Update: as of 4 p.m. Pacific today (1/19/23, which is the date of the article in the student newspaper), neither my comment nor the comment of our other co-author has appeared on the newspaper’s website. Both of us have verified our emails, as the comment section requires us to do. (I’ll note that the comments section also requires a name to go along with the email.) We are both still waiting to see if and when our comments are posted.

Further update: as of 5 a.m. Pacific on 1/20/23, my comment is up, as is Veronica’s.

I’m officially “over” law reviews that are entirely student-run.

Let me start by saying that I have a cold and am thus crankier than usual.  And let me add that I am not “over” having students work as editors and as staffers on their law reviews.  Law review work trains students to read critically, to consider structure and tone, to look for valid supporting arguments, and to proofread obsessively–all good skills for great lawyers-to-be.  And peer-reviewed journals have dangers of their own.  (I was going to point my readers* to an online version of an exquisite article by one of my favorite authors–John D. Ayer, Aliens are Coming! Drain the Pool!, 88 Mich. L. Rev. 1584, 1587 n. 13 (1990)–but the Michigan Law Review hasn’t yet put that volume online.  Suffice it to say that Jack’s article does a great job of pointing out the pros and cons of peer-reviewed versus student-reviewed journals, and fn. 13 is a hoot.)

But I am on page 4 of a 33-page edit of one of my pieces by the editors of Well-Known Law Review.  (I don’t want to embarrass the editors here, even though I am irked beyond measure by their edits.)  Not only am I tempted to replicate footnotes 1 and 4 in The Common Law Origins of the Infield Fly Rule as a response to the editors’ numerous requests to add more footnotes, but I am also reminded that even the brightest and most mature of law students is not a subject-matter expert in any of the articles that his or her law review is publishing.  What would be the harm, except for the time commitment on the part of a professor, in having a professor review any proposed article (including my own articles, of course) to make sure that the proposed article isn’t bunk and review any proposed student edits before the edits get sent to the authors of accepted pieces?
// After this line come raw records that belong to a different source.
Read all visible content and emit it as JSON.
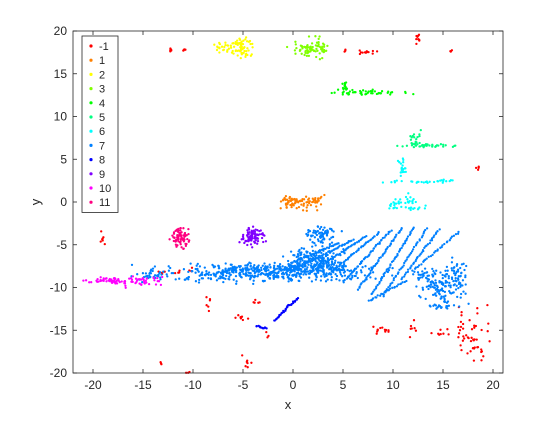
{
  "chart_data": {
    "type": "scatter",
    "title": "",
    "xlabel": "x",
    "ylabel": "y",
    "xlim": [
      -22,
      21
    ],
    "ylim": [
      -20,
      20
    ],
    "xticks": [
      -20,
      -15,
      -10,
      -5,
      0,
      5,
      10,
      15,
      20
    ],
    "yticks": [
      -20,
      -15,
      -10,
      -5,
      0,
      5,
      10,
      15,
      20
    ],
    "grid": false,
    "legend_position": "top-left",
    "series": [
      {
        "name": "-1",
        "color": "#ff0000",
        "clusters": [
          {
            "center": [
              -12.3,
              17.7
            ],
            "spread": [
              0.2,
              0.15
            ],
            "n": 5
          },
          {
            "center": [
              -10.9,
              17.8
            ],
            "spread": [
              0.1,
              0.15
            ],
            "n": 4
          },
          {
            "center": [
              7.5,
              17.5
            ],
            "spread": [
              0.9,
              0.1
            ],
            "n": 14
          },
          {
            "center": [
              5.2,
              17.7
            ],
            "spread": [
              0.15,
              0.1
            ],
            "n": 3
          },
          {
            "center": [
              12.5,
              19.2
            ],
            "spread": [
              0.15,
              0.4
            ],
            "n": 9
          },
          {
            "center": [
              15.8,
              17.6
            ],
            "spread": [
              0.1,
              0.1
            ],
            "n": 3
          },
          {
            "center": [
              18.5,
              3.8
            ],
            "spread": [
              0.1,
              0.2
            ],
            "n": 4
          },
          {
            "center": [
              -19.1,
              -4.2
            ],
            "spread": [
              0.15,
              0.35
            ],
            "n": 7
          },
          {
            "center": [
              -13.2,
              -8.2
            ],
            "spread": [
              0.3,
              0.1
            ],
            "n": 4
          },
          {
            "center": [
              -11.7,
              -8.2
            ],
            "spread": [
              0.2,
              0.1
            ],
            "n": 4
          },
          {
            "center": [
              -10.3,
              -7.9
            ],
            "spread": [
              0.2,
              0.1
            ],
            "n": 4
          },
          {
            "center": [
              -8.3,
              -11.8
            ],
            "spread": [
              0.15,
              0.5
            ],
            "n": 6
          },
          {
            "center": [
              -5.3,
              -13.6
            ],
            "spread": [
              0.3,
              0.3
            ],
            "n": 7
          },
          {
            "center": [
              -3.7,
              -11.6
            ],
            "spread": [
              0.2,
              0.2
            ],
            "n": 5
          },
          {
            "center": [
              -4.5,
              -18.7
            ],
            "spread": [
              0.3,
              0.4
            ],
            "n": 7
          },
          {
            "center": [
              -2.6,
              -15.5
            ],
            "spread": [
              0.15,
              0.2
            ],
            "n": 3
          },
          {
            "center": [
              -13.2,
              -19.0
            ],
            "spread": [
              0.15,
              0.15
            ],
            "n": 3
          },
          {
            "center": [
              -10.4,
              -20.0
            ],
            "spread": [
              0.15,
              0.1
            ],
            "n": 3
          },
          {
            "center": [
              9.0,
              -15.2
            ],
            "spread": [
              0.7,
              0.25
            ],
            "n": 12
          },
          {
            "center": [
              11.7,
              -14.6
            ],
            "spread": [
              0.3,
              0.5
            ],
            "n": 7
          },
          {
            "center": [
              15.2,
              -15.2
            ],
            "spread": [
              0.8,
              0.3
            ],
            "n": 10
          },
          {
            "center": [
              17.6,
              -14.3
            ],
            "spread": [
              0.9,
              1.2
            ],
            "n": 30
          },
          {
            "center": [
              17.9,
              -16.8
            ],
            "spread": [
              0.4,
              1.0
            ],
            "n": 14
          },
          {
            "center": [
              18.9,
              -17.9
            ],
            "spread": [
              0.2,
              0.4
            ],
            "n": 5
          }
        ]
      },
      {
        "name": "1",
        "color": "#ff8000",
        "clusters": [
          {
            "center": [
              0.2,
              0.0
            ],
            "spread": [
              0.8,
              0.4
            ],
            "n": 65
          },
          {
            "center": [
              2.4,
              0.1
            ],
            "spread": [
              0.3,
              0.5
            ],
            "n": 22
          }
        ]
      },
      {
        "name": "2",
        "color": "#ffff00",
        "clusters": [
          {
            "center": [
              -5.7,
              17.9
            ],
            "spread": [
              0.9,
              0.5
            ],
            "n": 70
          },
          {
            "center": [
              -4.9,
              18.6
            ],
            "spread": [
              0.4,
              0.4
            ],
            "n": 20
          }
        ]
      },
      {
        "name": "3",
        "color": "#80ff00",
        "clusters": [
          {
            "center": [
              1.6,
              17.7
            ],
            "spread": [
              0.9,
              0.4
            ],
            "n": 65
          },
          {
            "center": [
              2.3,
              18.5
            ],
            "spread": [
              0.5,
              0.4
            ],
            "n": 15
          }
        ]
      },
      {
        "name": "4",
        "color": "#00ff00",
        "clusters": [
          {
            "center": [
              7.0,
              12.8
            ],
            "spread": [
              2.0,
              0.15
            ],
            "n": 45
          },
          {
            "center": [
              5.2,
              13.4
            ],
            "spread": [
              0.15,
              0.5
            ],
            "n": 15
          }
        ]
      },
      {
        "name": "5",
        "color": "#00ff80",
        "clusters": [
          {
            "center": [
              13.4,
              6.6
            ],
            "spread": [
              1.5,
              0.1
            ],
            "n": 35
          },
          {
            "center": [
              12.4,
              7.4
            ],
            "spread": [
              0.4,
              0.5
            ],
            "n": 16
          }
        ]
      },
      {
        "name": "6",
        "color": "#00ffff",
        "clusters": [
          {
            "center": [
              11.0,
              3.8
            ],
            "spread": [
              0.2,
              0.6
            ],
            "n": 20
          },
          {
            "center": [
              12.8,
              2.4
            ],
            "spread": [
              1.6,
              0.1
            ],
            "n": 30
          },
          {
            "center": [
              10.2,
              -0.4
            ],
            "spread": [
              0.4,
              0.35
            ],
            "n": 16
          },
          {
            "center": [
              11.8,
              0.0
            ],
            "spread": [
              0.6,
              0.4
            ],
            "n": 18
          },
          {
            "center": [
              11.9,
              -0.7
            ],
            "spread": [
              0.9,
              0.1
            ],
            "n": 12
          }
        ]
      },
      {
        "name": "7",
        "color": "#0080ff",
        "clusters": [
          {
            "center": [
              -3.0,
              -8.3
            ],
            "spread": [
              5.2,
              0.5
            ],
            "n": 420
          },
          {
            "center": [
              -1.0,
              -7.7
            ],
            "spread": [
              3.5,
              0.2
            ],
            "n": 120
          },
          {
            "center": [
              2.2,
              -7.0
            ],
            "spread": [
              1.3,
              0.8
            ],
            "n": 200
          },
          {
            "center": [
              -14.2,
              -8.6
            ],
            "spread": [
              0.6,
              0.2
            ],
            "n": 18
          },
          {
            "center": [
              2.9,
              -3.8
            ],
            "spread": [
              0.8,
              0.45
            ],
            "n": 70
          },
          {
            "center": [
              15.0,
              -9.9
            ],
            "spread": [
              1.1,
              1.1
            ],
            "n": 130
          },
          {
            "center": [
              16.5,
              -8.2
            ],
            "spread": [
              0.5,
              0.9
            ],
            "n": 30
          },
          {
            "center": [
              13.0,
              -8.8
            ],
            "spread": [
              0.6,
              0.4
            ],
            "n": 20
          },
          {
            "center": [
              15.0,
              -12.2
            ],
            "spread": [
              0.7,
              0.2
            ],
            "n": 15
          }
        ],
        "lines": [
          {
            "from": [
              4.6,
              -4.8
            ],
            "to": [
              -0.5,
              -7.3
            ],
            "n": 40
          },
          {
            "from": [
              6.0,
              -4.4
            ],
            "to": [
              0.2,
              -7.8
            ],
            "n": 45
          },
          {
            "from": [
              7.3,
              -4.0
            ],
            "to": [
              1.6,
              -8.4
            ],
            "n": 45
          },
          {
            "from": [
              8.6,
              -3.6
            ],
            "to": [
              3.2,
              -8.8
            ],
            "n": 45
          },
          {
            "from": [
              9.8,
              -3.3
            ],
            "to": [
              5.0,
              -9.4
            ],
            "n": 45
          },
          {
            "from": [
              10.9,
              -3.0
            ],
            "to": [
              6.5,
              -10.2
            ],
            "n": 45
          },
          {
            "from": [
              12.1,
              -3.0
            ],
            "to": [
              7.9,
              -10.8
            ],
            "n": 45
          },
          {
            "from": [
              13.4,
              -3.1
            ],
            "to": [
              9.0,
              -11.0
            ],
            "n": 40
          },
          {
            "from": [
              14.6,
              -3.2
            ],
            "to": [
              10.9,
              -9.0
            ],
            "n": 35
          },
          {
            "from": [
              16.6,
              -3.5
            ],
            "to": [
              12.0,
              -8.0
            ],
            "n": 30
          },
          {
            "from": [
              11.3,
              -9.2
            ],
            "to": [
              7.6,
              -11.6
            ],
            "n": 25
          }
        ]
      },
      {
        "name": "8",
        "color": "#0000ff",
        "clusters": [],
        "lines": [
          {
            "from": [
              -3.7,
              -14.5
            ],
            "to": [
              -2.6,
              -14.8
            ],
            "n": 12
          },
          {
            "from": [
              -0.5,
              -12.2
            ],
            "to": [
              0.5,
              -11.3
            ],
            "n": 12
          },
          {
            "from": [
              -1.9,
              -13.9
            ],
            "to": [
              -0.5,
              -12.3
            ],
            "n": 18
          }
        ]
      },
      {
        "name": "9",
        "color": "#8000ff",
        "clusters": [
          {
            "center": [
              -4.0,
              -4.0
            ],
            "spread": [
              0.6,
              0.5
            ],
            "n": 90
          }
        ]
      },
      {
        "name": "10",
        "color": "#ff00ff",
        "clusters": [
          {
            "center": [
              -18.1,
              -9.2
            ],
            "spread": [
              1.4,
              0.15
            ],
            "n": 45
          },
          {
            "center": [
              -15.2,
              -9.3
            ],
            "spread": [
              1.3,
              0.3
            ],
            "n": 40
          }
        ]
      },
      {
        "name": "11",
        "color": "#ff0080",
        "clusters": [
          {
            "center": [
              -11.3,
              -4.1
            ],
            "spread": [
              0.4,
              0.55
            ],
            "n": 80
          }
        ]
      }
    ]
  }
}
I don’t want so much deference to my writing style that the editors miss any mistakes or errors of logic.  But there’s a reason that I’ve started putting clauses in my publication agreements that prohibit law review editors from changing my writing style.  Today’s experience with the proposed edits by Well Known Law Review has caused me to conclude that I need to be even more specific about what “changing my writing style” means.**

My bet is that a colleague professor could persuade student editors to be more judicious in their editorial suggestions.  All I can say is that I am now wholeheartedly sorry for any editorial comments that I made to authors while I was a law student, and that karma is a powerful thing.

And now, back to my review of those darn edits.


* Both of them.

** I would make an exception if the student editing my article were, for example, a former professor of English.  I don’t get the feeling that that’s the background of the person who sent me Well Known Law Review’s edits, though.